2
Yorum
10
Beğeni
0,0
Puan
1163
Okunma
GİDİŞİNE Küfür eden dudaklarım,
Secdeye giden alnımı öpmek isterdi.
Şirk olmasaydı…
Ve gözlerim çok maharetliydi,
Ardından bakakalmasaydı…
Yokluğuna deliller biriktirirken beyin hücrelerim,
Henüz sayısal hesaplar yapmayı öğrenmeyen yüreğim,
Gözlerinde Tanrısı ölmüş kadınlar sevdi.
Ucu bucağı olmayan ovalar gibi,
Elinle alnının çizgisini çizip,
Olabildiğince aşk,
Olabildiğince aşık.
Dikeni çoktan göze almış,
Gülün kapısında grevde beklerken,
Ağzı sarımsak kokan pis adamlardan,
Yarı beline kadar soyunmuş türküler duydum.
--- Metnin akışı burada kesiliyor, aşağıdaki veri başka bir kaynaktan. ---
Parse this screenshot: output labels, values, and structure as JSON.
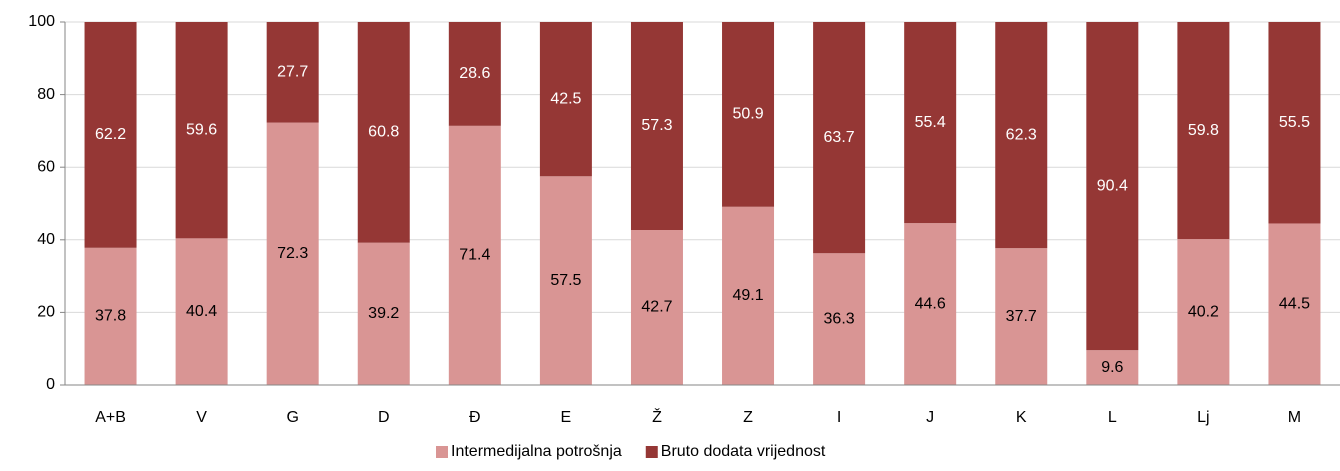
{
  "chart_data": {
    "type": "stacked_bar",
    "categories": [
      "A+B",
      "V",
      "G",
      "D",
      "Đ",
      "E",
      "Ž",
      "Z",
      "I",
      "J",
      "K",
      "L",
      "Lj",
      "M"
    ],
    "series": [
      {
        "name": "Intermedijalna potrošnja",
        "color": "#d99594",
        "label_color": "#000000",
        "values": [
          37.8,
          40.4,
          72.3,
          39.2,
          71.4,
          57.5,
          42.7,
          49.1,
          36.3,
          44.6,
          37.7,
          9.6,
          40.2,
          44.5
        ]
      },
      {
        "name": "Bruto dodata vrijednost",
        "color": "#953735",
        "label_color": "#ffffff",
        "values": [
          62.2,
          59.6,
          27.7,
          60.8,
          28.6,
          42.5,
          57.3,
          50.9,
          63.7,
          55.4,
          62.3,
          90.4,
          59.8,
          55.5
        ]
      }
    ],
    "ylim": [
      0,
      100
    ],
    "yticks": [
      0,
      20,
      40,
      60,
      80,
      100
    ],
    "grid": true,
    "legend": "bottom"
  }
}
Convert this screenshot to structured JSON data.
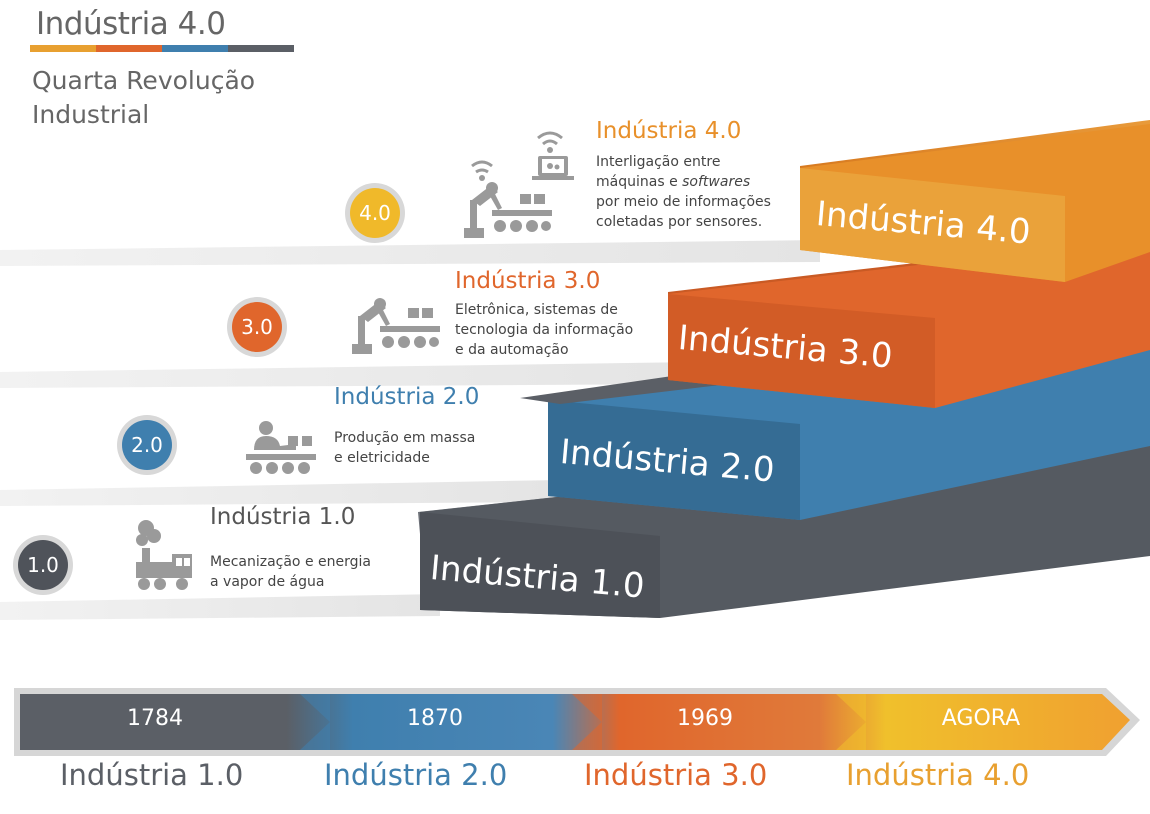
{
  "header": {
    "title": "Indústria 4.0",
    "subtitle_line1": "Quarta Revolução",
    "subtitle_line2": "Industrial"
  },
  "colors": {
    "gray": "#5b5f66",
    "blue": "#3f7fae",
    "orange": "#e0662c",
    "yellow": "#f0b92a",
    "amber": "#e8902a"
  },
  "stages": [
    {
      "badge": "1.0",
      "title": "Indústria 1.0",
      "desc_line1": "Mecanização e energia",
      "desc_line2": "a vapor de água",
      "desc_line3": "",
      "icon": "steam-locomotive-icon",
      "step_label": "Indústria 1.0"
    },
    {
      "badge": "2.0",
      "title": "Indústria 2.0",
      "desc_line1": "Produção em massa",
      "desc_line2": "e eletricidade",
      "desc_line3": "",
      "icon": "assembly-worker-icon",
      "step_label": "Indústria 2.0"
    },
    {
      "badge": "3.0",
      "title": "Indústria 3.0",
      "desc_line1": "Eletrônica, sistemas de",
      "desc_line2": "tecnologia da informação",
      "desc_line3": "e da automação",
      "icon": "robot-arm-conveyor-icon",
      "step_label": "Indústria 3.0"
    },
    {
      "badge": "4.0",
      "title": "Indústria 4.0",
      "desc_line1": "Interligação entre",
      "desc_line2a": "máquinas e ",
      "desc_line2b": "softwares",
      "desc_line3": "por meio de informações",
      "desc_line4": "coletadas por sensores.",
      "icon": "connected-robot-laptop-icon",
      "step_label": "Indústria 4.0"
    }
  ],
  "timeline": [
    {
      "year": "1784",
      "era": "Indústria 1.0"
    },
    {
      "year": "1870",
      "era": "Indústria 2.0"
    },
    {
      "year": "1969",
      "era": "Indústria 3.0"
    },
    {
      "year": "AGORA",
      "era": "Indústria 4.0"
    }
  ]
}
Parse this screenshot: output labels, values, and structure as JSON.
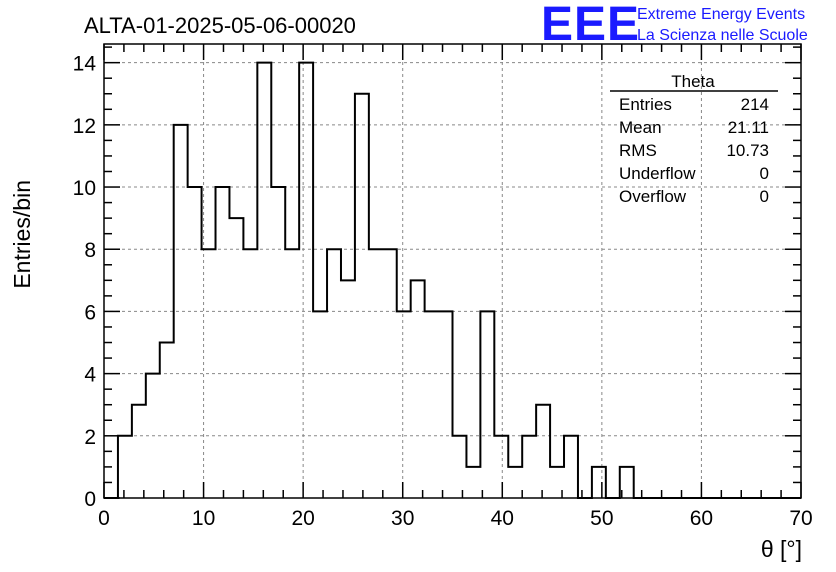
{
  "header": {
    "title": "ALTA-01-2025-05-06-00020",
    "logo_text": "EEE",
    "brand_line1": "Extreme Energy Events",
    "brand_line2": "La Scienza nelle Scuole",
    "brand_color": "#1a1aff"
  },
  "stats_box": {
    "title": "Theta",
    "rows": [
      {
        "label": "Entries",
        "value": "214"
      },
      {
        "label": "Mean",
        "value": "21.11"
      },
      {
        "label": "RMS",
        "value": "10.73"
      },
      {
        "label": "Underflow",
        "value": "0"
      },
      {
        "label": "Overflow",
        "value": "0"
      }
    ]
  },
  "chart_data": {
    "type": "bar",
    "style": "step-histogram",
    "title": "ALTA-01-2025-05-06-00020",
    "xlabel": "θ [°]",
    "ylabel": "Entries/bin",
    "xlim": [
      0,
      70
    ],
    "ylim": [
      0,
      14.6
    ],
    "grid": true,
    "bin_edges": [
      0,
      1.4,
      2.8,
      4.2,
      5.6,
      7.0,
      8.4,
      9.8,
      11.2,
      12.6,
      14.0,
      15.4,
      16.8,
      18.2,
      19.6,
      21.0,
      22.4,
      23.8,
      25.2,
      26.6,
      28.0,
      29.4,
      30.8,
      32.2,
      33.6,
      35.0,
      36.4,
      37.8,
      39.2,
      40.6,
      42.0,
      43.4,
      44.8,
      46.2,
      47.6,
      49.0,
      50.4,
      51.8,
      53.2,
      54.6,
      56.0,
      57.4,
      58.8,
      60.2,
      61.6,
      63.0,
      64.4,
      65.8,
      67.2,
      68.6,
      70.0
    ],
    "values": [
      0,
      2,
      3,
      4,
      5,
      12,
      10,
      8,
      10,
      9,
      8,
      14,
      10,
      8,
      14,
      6,
      8,
      7,
      13,
      8,
      8,
      6,
      7,
      6,
      6,
      2,
      1,
      6,
      2,
      1,
      2,
      3,
      1,
      2,
      0,
      1,
      0,
      1,
      0,
      0,
      0,
      0,
      0,
      0,
      0,
      0,
      0,
      0,
      0,
      0
    ],
    "x_ticks": [
      "0",
      "10",
      "20",
      "30",
      "40",
      "50",
      "60",
      "70"
    ],
    "y_ticks": [
      "0",
      "2",
      "4",
      "6",
      "8",
      "10",
      "12",
      "14"
    ]
  }
}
Giriş çıkışları polis tarafından tutulmuş şiirler,
Sana gelemeyecekti biliyorum.
Koyu bulutlu bir günün,
Daha henüz bahar bitmişken,
Kışa naz yapan akasya ağaçları,
Güller, kelebekler,
Kuşlar ve çocukların savaşı,
En acı savaştır ki bu, (sapan marifetiyle)
Şahittir buna,
Gitarım gırtlağından konuşuyor,
Hiçbir şair yutkunmadan okuyamayacak seni şiirine.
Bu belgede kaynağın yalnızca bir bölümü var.